Anonymous' Airchat Aim: Communication Without Need For Phone Or Internet 180
concertina226 (2447056) writes "Online hacktivist collective Anonymous has announced that it is working on a new tool called Airchat which could allow people to communicate without the need for a phone or an internet connection — using radio waves instead. Anonymous, the amorphous group best known for attacking high profile targets like Sony and the CIA in recent years, said on the project's Github page: 'Airchat is a free communication tool [that] doesn't need internet infrastructure [or] a cell phone network. Instead it relies on any available radio link or device capable of transmitting audio.' Despite the Airchat system being highly involved and too complex for most people in its current form, Anonymous says it has so far used it to play interactive chess games with people at 180 miles away; share pictures and even established encrypted low bandwidth digital voice chats. In order to get Airchat to work, you will need to have a handheld radio transceiver, a laptop running either Windows, Mac OS X or Linux, and be able to install and run several pieces of complex software." And to cleanse yourself of the ads with autoplaying sound, you can visit the GitHub page itself.
Communicate without need for phone or internet... (Score:2, Funny)
Maybe he should call it "Talking".
Airchat, or as I like to call it, CB Radio (Score:5, Funny)
10-4, good buddy!
Hmmmm... might have to dig out my 150W linear amplifier I used to use to drown out obnoxious truckers with, when they needed a smackdown.
Re:but... (Score:4, Funny)
I thought they were best known for making grandiose claims that never came to fruition?

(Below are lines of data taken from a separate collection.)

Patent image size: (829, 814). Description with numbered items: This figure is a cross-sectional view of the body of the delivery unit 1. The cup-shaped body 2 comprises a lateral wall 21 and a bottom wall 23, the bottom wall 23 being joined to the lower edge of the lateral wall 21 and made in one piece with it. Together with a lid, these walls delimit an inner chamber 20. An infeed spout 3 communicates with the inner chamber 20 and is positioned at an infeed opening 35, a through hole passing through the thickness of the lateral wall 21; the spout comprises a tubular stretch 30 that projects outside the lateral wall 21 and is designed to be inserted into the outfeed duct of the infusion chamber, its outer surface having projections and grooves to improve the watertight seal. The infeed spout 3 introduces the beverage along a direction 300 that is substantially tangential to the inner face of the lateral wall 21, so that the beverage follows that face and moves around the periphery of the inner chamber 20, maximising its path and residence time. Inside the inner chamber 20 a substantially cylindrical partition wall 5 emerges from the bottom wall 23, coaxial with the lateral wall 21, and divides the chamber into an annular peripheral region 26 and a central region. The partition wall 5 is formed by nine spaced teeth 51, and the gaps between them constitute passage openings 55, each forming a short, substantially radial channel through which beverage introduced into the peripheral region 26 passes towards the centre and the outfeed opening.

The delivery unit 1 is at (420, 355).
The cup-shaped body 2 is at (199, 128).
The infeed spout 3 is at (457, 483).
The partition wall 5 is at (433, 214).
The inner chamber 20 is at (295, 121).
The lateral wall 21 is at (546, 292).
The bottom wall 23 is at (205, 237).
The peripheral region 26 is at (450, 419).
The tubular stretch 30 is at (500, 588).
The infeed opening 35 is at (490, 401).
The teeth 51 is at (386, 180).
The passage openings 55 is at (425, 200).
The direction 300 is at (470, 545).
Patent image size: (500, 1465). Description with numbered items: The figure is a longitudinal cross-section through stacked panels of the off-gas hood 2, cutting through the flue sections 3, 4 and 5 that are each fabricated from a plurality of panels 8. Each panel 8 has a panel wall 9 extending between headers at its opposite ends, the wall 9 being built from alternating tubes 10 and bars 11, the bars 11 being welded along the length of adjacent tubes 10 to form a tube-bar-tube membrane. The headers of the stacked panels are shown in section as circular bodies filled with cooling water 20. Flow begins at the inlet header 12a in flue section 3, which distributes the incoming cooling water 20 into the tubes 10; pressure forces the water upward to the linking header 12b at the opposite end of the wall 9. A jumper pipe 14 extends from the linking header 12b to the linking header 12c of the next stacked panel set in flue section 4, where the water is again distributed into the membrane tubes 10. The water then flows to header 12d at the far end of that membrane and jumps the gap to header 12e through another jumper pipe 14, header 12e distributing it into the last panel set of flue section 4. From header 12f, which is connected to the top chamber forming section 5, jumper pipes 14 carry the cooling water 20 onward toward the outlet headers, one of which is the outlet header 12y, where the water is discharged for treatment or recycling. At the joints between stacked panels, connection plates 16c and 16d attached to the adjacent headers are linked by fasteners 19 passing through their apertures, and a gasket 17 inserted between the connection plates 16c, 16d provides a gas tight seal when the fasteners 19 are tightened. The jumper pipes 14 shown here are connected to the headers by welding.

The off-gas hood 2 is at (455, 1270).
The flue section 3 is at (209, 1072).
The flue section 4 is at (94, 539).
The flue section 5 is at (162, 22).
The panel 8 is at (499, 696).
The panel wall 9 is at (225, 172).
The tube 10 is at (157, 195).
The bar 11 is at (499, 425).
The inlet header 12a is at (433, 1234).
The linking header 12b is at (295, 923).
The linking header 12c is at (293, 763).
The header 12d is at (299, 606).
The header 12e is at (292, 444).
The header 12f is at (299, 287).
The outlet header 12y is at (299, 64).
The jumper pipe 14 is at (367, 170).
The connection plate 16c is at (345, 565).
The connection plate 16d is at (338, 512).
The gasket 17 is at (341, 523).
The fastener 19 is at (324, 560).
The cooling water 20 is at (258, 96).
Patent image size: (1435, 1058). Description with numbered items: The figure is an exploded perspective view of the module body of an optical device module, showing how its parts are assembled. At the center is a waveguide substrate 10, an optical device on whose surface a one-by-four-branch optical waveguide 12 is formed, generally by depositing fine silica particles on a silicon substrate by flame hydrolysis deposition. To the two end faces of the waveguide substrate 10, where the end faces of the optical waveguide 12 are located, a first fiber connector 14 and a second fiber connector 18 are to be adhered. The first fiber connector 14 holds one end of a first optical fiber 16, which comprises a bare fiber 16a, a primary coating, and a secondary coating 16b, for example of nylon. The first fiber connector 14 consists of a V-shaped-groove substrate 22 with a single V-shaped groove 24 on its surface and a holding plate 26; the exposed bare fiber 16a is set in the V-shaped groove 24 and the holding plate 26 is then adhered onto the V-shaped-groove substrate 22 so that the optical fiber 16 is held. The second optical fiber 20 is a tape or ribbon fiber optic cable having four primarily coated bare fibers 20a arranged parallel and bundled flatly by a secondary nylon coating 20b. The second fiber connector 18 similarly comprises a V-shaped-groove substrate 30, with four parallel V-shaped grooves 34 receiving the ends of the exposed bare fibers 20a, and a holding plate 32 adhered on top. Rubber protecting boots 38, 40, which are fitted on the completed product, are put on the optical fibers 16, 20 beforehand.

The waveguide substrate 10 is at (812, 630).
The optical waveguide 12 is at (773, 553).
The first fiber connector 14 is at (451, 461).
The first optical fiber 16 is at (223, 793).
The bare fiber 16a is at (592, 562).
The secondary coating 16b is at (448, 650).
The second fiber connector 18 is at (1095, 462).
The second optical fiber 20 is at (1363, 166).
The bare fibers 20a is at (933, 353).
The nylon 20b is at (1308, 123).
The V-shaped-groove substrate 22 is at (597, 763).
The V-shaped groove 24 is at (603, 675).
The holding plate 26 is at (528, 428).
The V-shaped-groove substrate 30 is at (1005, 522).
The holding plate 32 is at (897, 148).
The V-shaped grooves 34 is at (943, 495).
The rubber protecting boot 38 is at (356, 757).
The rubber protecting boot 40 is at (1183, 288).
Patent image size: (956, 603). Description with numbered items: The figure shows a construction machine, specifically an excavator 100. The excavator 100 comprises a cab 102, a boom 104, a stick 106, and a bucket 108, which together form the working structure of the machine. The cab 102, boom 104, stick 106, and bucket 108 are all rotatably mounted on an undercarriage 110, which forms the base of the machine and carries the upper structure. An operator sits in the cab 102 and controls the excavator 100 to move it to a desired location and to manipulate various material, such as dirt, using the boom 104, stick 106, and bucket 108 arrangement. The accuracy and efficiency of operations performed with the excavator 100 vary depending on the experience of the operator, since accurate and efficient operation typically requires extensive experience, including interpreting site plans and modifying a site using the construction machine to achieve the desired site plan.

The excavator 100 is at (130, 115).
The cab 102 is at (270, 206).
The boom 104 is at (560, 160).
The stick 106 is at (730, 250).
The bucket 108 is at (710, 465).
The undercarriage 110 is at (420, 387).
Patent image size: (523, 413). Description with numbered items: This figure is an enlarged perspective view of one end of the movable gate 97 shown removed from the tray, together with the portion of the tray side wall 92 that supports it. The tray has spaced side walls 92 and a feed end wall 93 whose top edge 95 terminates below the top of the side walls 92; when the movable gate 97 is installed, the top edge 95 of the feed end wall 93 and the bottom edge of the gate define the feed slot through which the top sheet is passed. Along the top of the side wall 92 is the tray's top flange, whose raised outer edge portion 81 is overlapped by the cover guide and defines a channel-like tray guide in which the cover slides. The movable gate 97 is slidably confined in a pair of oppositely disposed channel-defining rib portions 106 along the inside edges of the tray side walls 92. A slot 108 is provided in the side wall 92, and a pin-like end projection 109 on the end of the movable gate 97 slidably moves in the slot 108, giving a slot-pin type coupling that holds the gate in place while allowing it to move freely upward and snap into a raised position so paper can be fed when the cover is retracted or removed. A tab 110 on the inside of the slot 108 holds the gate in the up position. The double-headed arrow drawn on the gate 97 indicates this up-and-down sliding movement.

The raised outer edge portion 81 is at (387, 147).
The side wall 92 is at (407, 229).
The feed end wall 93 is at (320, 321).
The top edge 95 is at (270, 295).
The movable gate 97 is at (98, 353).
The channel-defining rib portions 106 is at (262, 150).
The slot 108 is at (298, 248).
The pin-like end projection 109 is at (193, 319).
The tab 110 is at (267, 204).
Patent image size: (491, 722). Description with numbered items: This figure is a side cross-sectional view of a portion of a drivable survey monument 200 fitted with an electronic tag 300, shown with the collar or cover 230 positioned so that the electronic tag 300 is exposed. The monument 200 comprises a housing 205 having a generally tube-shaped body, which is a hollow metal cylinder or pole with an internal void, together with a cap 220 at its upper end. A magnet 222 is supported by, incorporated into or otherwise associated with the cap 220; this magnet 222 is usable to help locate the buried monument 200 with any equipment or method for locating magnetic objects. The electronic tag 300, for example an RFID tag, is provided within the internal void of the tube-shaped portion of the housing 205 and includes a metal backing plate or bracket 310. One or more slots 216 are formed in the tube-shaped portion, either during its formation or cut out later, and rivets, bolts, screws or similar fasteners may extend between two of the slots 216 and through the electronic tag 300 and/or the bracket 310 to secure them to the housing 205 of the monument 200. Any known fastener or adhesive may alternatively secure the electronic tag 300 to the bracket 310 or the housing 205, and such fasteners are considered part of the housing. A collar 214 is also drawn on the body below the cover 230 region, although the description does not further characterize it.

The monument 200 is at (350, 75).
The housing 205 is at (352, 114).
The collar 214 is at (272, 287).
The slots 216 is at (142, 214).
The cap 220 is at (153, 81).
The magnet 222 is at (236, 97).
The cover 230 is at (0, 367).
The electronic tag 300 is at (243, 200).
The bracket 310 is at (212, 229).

Remember how they were going to destroy facebook?
I thought they'd done that? They logged on to Facebook, decided it was already rubbish and left it as-is. Job done.
Re:Best/worst part is (Score:4, Funny)
In Huntsville, AL, there is a Seventh-Day Adventist college called Oakwood College that plays shitty gospel music on a radio station nominally on the lower part of the FM band, but their (large) transmitter is so badly tuned that it shits all over the lower part of the FM band -- and on people's land lines within a few miles. It's located in a very uneducated section of town, and some of the locals have said that they thought the gospel music was "something the phone company did, y'know, to be nice and give us something to listen to."
I haven't been back with my car in a while, so I have no idea if they've fixed it.